Nuclear Fuel Cycle and related areas
India has developed its own technologies in the entire nuclear fuel cycle and related areas, and has acquired capabilities in design, construction and operation of fuel cycle plants including fuel fabrication, heavy water plants. The importance of these plants needs no emphasis having regard to our long term objective of utilizing thorium.
FUTURE PLANS
Currently, two 220 MWe PHWR units, each are being set up at Kaiga in Karnataka and at Rawatbhata in Rajasthan. These are in advanced stage for completion in 1999/2000. The construction of two units of 500 MWe PHWR has started at Tarapur. Start up of construction of two more units, Kaiga-3 & 4 at Kaiga is planned towards the end of Ninth Five Year Plan. Four units of 500 MWe and two units of 220 MWe on which advance actions have been taken are awaiting sanction. These need to be pursued. In additional six 500 MWe PHWRs are envisaged for addition as part of first stage programme. Efforts in launching the PFBR needs to be stepped up vigorously as this is a window to our long term programme. In parallel thorium based system need to be developed.
Notwithstanding the indigenous developments, the light water reactors have been the mainstay of nuclear power programmes in most countries in world. These were offered as possible international projects in the past. Presently, India entered into an agreement with the Government of the Russian Federation for setting up two 1000 MWe VVERs (PWR) Plants at Kudankulam. Similar additions to our nuclear power programme in terms of additional LWRs of advanced designs from international projects can be considered to augment nuclear power programme in the coming decades. This is, of course, assuming that the terms of offer are appropriate to the Indian context. Thus one can expect that we may be having about 10% nuclear in the total power generation capacity by 2020.
CONCLUSION

It is essential to have plans to achieve self-sufficiency in “Energy" for achieving "energy security".

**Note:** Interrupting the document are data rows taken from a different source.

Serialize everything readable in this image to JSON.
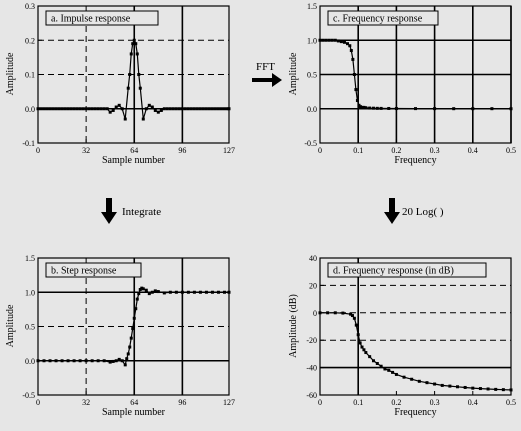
{
  "arrows": {
    "fft": "FFT",
    "integrate": "Integrate",
    "log": "20 Log(   )"
  },
  "chart_data": [
    {
      "id": "a",
      "type": "line",
      "title": "a.  Impulse response",
      "xlabel": "Sample number",
      "ylabel": "Amplitude",
      "xlim": [
        0,
        127
      ],
      "ylim": [
        -0.1,
        0.3
      ],
      "xticks": [
        0,
        32,
        64,
        96,
        127
      ],
      "yticks": [
        -0.1,
        0.0,
        0.1,
        0.2,
        0.3
      ],
      "ytick_labels": [
        "-0.1",
        "0.0",
        "0.1",
        "0.2",
        "0.3"
      ],
      "solid_v": [
        64,
        96
      ],
      "solid_h": [
        0
      ],
      "dashed_h": [
        0.1,
        0.2
      ],
      "dashed_v": [
        32
      ],
      "markers": true,
      "series": [
        {
          "x": [
            0,
            2,
            4,
            6,
            8,
            10,
            12,
            14,
            16,
            18,
            20,
            22,
            24,
            26,
            28,
            30,
            32,
            34,
            36,
            38,
            40,
            42,
            44,
            46,
            48,
            50,
            52,
            54,
            56,
            58,
            60,
            61,
            62,
            63,
            64,
            65,
            66,
            67,
            68,
            70,
            72,
            74,
            76,
            78,
            80,
            82,
            84,
            86,
            88,
            90,
            92,
            94,
            96,
            98,
            100,
            102,
            104,
            106,
            108,
            110,
            112,
            114,
            116,
            118,
            120,
            122,
            124,
            126,
            127
          ],
          "values": [
            0,
            0,
            0,
            0,
            0,
            0,
            0,
            0,
            0,
            0,
            0,
            0,
            0,
            0,
            0,
            0,
            0,
            0,
            0,
            0,
            0,
            0,
            0,
            0,
            -0.01,
            -0.005,
            0.005,
            0.01,
            0.0,
            -0.03,
            0.06,
            0.1,
            0.16,
            0.19,
            0.2,
            0.19,
            0.16,
            0.1,
            0.06,
            -0.03,
            0.0,
            0.01,
            0.005,
            -0.005,
            -0.01,
            -0.005,
            0,
            0,
            0,
            0,
            0,
            0,
            0,
            0,
            0,
            0,
            0,
            0,
            0,
            0,
            0,
            0,
            0,
            0,
            0,
            0,
            0,
            0,
            0
          ]
        }
      ]
    },
    {
      "id": "b",
      "type": "line",
      "title": "b.  Step response",
      "xlabel": "Sample number",
      "ylabel": "Amplitude",
      "xlim": [
        0,
        127
      ],
      "ylim": [
        -0.5,
        1.5
      ],
      "xticks": [
        0,
        32,
        64,
        96,
        127
      ],
      "yticks": [
        -0.5,
        0.0,
        0.5,
        1.0,
        1.5
      ],
      "ytick_labels": [
        "-0.5",
        "0.0",
        "0.5",
        "1.0",
        "1.5"
      ],
      "solid_v": [
        64,
        96
      ],
      "solid_h": [
        0,
        1.0
      ],
      "dashed_h": [
        0.5
      ],
      "dashed_v": [
        32
      ],
      "markers": true,
      "series": [
        {
          "x": [
            0,
            4,
            8,
            12,
            16,
            20,
            24,
            28,
            32,
            36,
            40,
            44,
            48,
            50,
            52,
            54,
            56,
            58,
            59,
            60,
            61,
            62,
            63,
            64,
            65,
            66,
            67,
            68,
            69,
            70,
            72,
            74,
            76,
            78,
            80,
            84,
            88,
            92,
            96,
            100,
            104,
            108,
            112,
            116,
            120,
            124,
            127
          ],
          "values": [
            0,
            0,
            0,
            0,
            0,
            0,
            0,
            0,
            0,
            0,
            0,
            0,
            -0.02,
            -0.01,
            0.0,
            0.02,
            0.0,
            -0.06,
            0.03,
            0.1,
            0.2,
            0.33,
            0.47,
            0.62,
            0.76,
            0.9,
            0.98,
            1.04,
            1.06,
            1.05,
            1.03,
            0.98,
            1.0,
            1.02,
            1.01,
            0.99,
            1.0,
            1.0,
            1.0,
            1.0,
            1.0,
            1.0,
            1.0,
            1.0,
            1.0,
            1.0,
            1.0
          ]
        }
      ]
    },
    {
      "id": "c",
      "type": "line",
      "title": "c.  Frequency response",
      "xlabel": "Frequency",
      "ylabel": "Amplitude",
      "xlim": [
        0,
        0.5
      ],
      "ylim": [
        -0.5,
        1.5
      ],
      "xticks": [
        0,
        0.1,
        0.2,
        0.3,
        0.4,
        0.5
      ],
      "xtick_labels": [
        "0",
        "0.1",
        "0.2",
        "0.3",
        "0.4",
        "0.5"
      ],
      "yticks": [
        -0.5,
        0.0,
        0.5,
        1.0,
        1.5
      ],
      "ytick_labels": [
        "-0.5",
        "0.0",
        "0.5",
        "1.0",
        "1.5"
      ],
      "solid_v": [
        0.1,
        0.2,
        0.3,
        0.4,
        0.5
      ],
      "solid_h": [
        0,
        0.5,
        1.0
      ],
      "dashed_h": [],
      "dashed_v": [],
      "markers": true,
      "series": [
        {
          "x": [
            0,
            0.008,
            0.016,
            0.024,
            0.032,
            0.04,
            0.048,
            0.056,
            0.064,
            0.072,
            0.078,
            0.082,
            0.086,
            0.09,
            0.094,
            0.098,
            0.102,
            0.106,
            0.11,
            0.115,
            0.12,
            0.13,
            0.14,
            0.15,
            0.16,
            0.18,
            0.2,
            0.25,
            0.3,
            0.35,
            0.4,
            0.45,
            0.5
          ],
          "values": [
            1.0,
            1.0,
            1.0,
            1.0,
            1.0,
            1.0,
            0.99,
            0.98,
            0.97,
            0.95,
            0.92,
            0.85,
            0.72,
            0.5,
            0.28,
            0.12,
            0.05,
            0.03,
            0.02,
            0.02,
            0.015,
            0.01,
            0.008,
            0.006,
            0.005,
            0.004,
            0.003,
            0.002,
            0.002,
            0.001,
            0.001,
            0.001,
            0.0
          ]
        }
      ]
    },
    {
      "id": "d",
      "type": "line",
      "title": "d.  Frequency response (in dB)",
      "xlabel": "Frequency",
      "ylabel": "Amplitude (dB)",
      "xlim": [
        0,
        0.5
      ],
      "ylim": [
        -60,
        40
      ],
      "xticks": [
        0,
        0.1,
        0.2,
        0.3,
        0.4,
        0.5
      ],
      "xtick_labels": [
        "0",
        "0.1",
        "0.2",
        "0.3",
        "0.4",
        "0.5"
      ],
      "yticks": [
        -60,
        -40,
        -20,
        0,
        20,
        40
      ],
      "ytick_labels": [
        "-60",
        "-40",
        "-20",
        "0",
        "20",
        "40"
      ],
      "solid_v": [
        0.1
      ],
      "solid_h": [
        -40
      ],
      "dashed_h": [
        -20,
        0,
        20
      ],
      "dashed_v": [],
      "markers": true,
      "series": [
        {
          "x": [
            0,
            0.02,
            0.04,
            0.06,
            0.08,
            0.085,
            0.09,
            0.095,
            0.1,
            0.105,
            0.11,
            0.115,
            0.12,
            0.13,
            0.14,
            0.15,
            0.16,
            0.17,
            0.18,
            0.19,
            0.2,
            0.22,
            0.24,
            0.26,
            0.28,
            0.3,
            0.32,
            0.34,
            0.36,
            0.38,
            0.4,
            0.42,
            0.44,
            0.46,
            0.48,
            0.5
          ],
          "values": [
            0,
            0,
            0,
            -0.2,
            -1,
            -2,
            -4,
            -9,
            -16,
            -22,
            -25,
            -27,
            -29,
            -32,
            -35,
            -37,
            -39,
            -41,
            -42,
            -43.5,
            -45,
            -47,
            -48.5,
            -50,
            -51,
            -52,
            -53,
            -53.5,
            -54,
            -54.5,
            -55,
            -55.3,
            -55.6,
            -55.9,
            -56.1,
            -56.3
          ]
        }
      ]
    }
  ]
}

Foreign funding can only partially meet the demand, bulk of it has to come through indigenous resources.
A long term "National Plan" be made and all the industries in energy/power sector be geared up for meeting above objective.
Power sector being of the nature of long gestation period infrastructure, an appropriate financing structure has to be created for providing long term debt financing to both, power utility companies and the industries in power /energy sector.
Nuclear power has established to be safe, reliable and economic option for meeting our energy demands. Total indigenous capabilities have been developed in our nuclear power programme The nuclear power is at a stage to play an increasing role in moving towards the long term objective of energy security.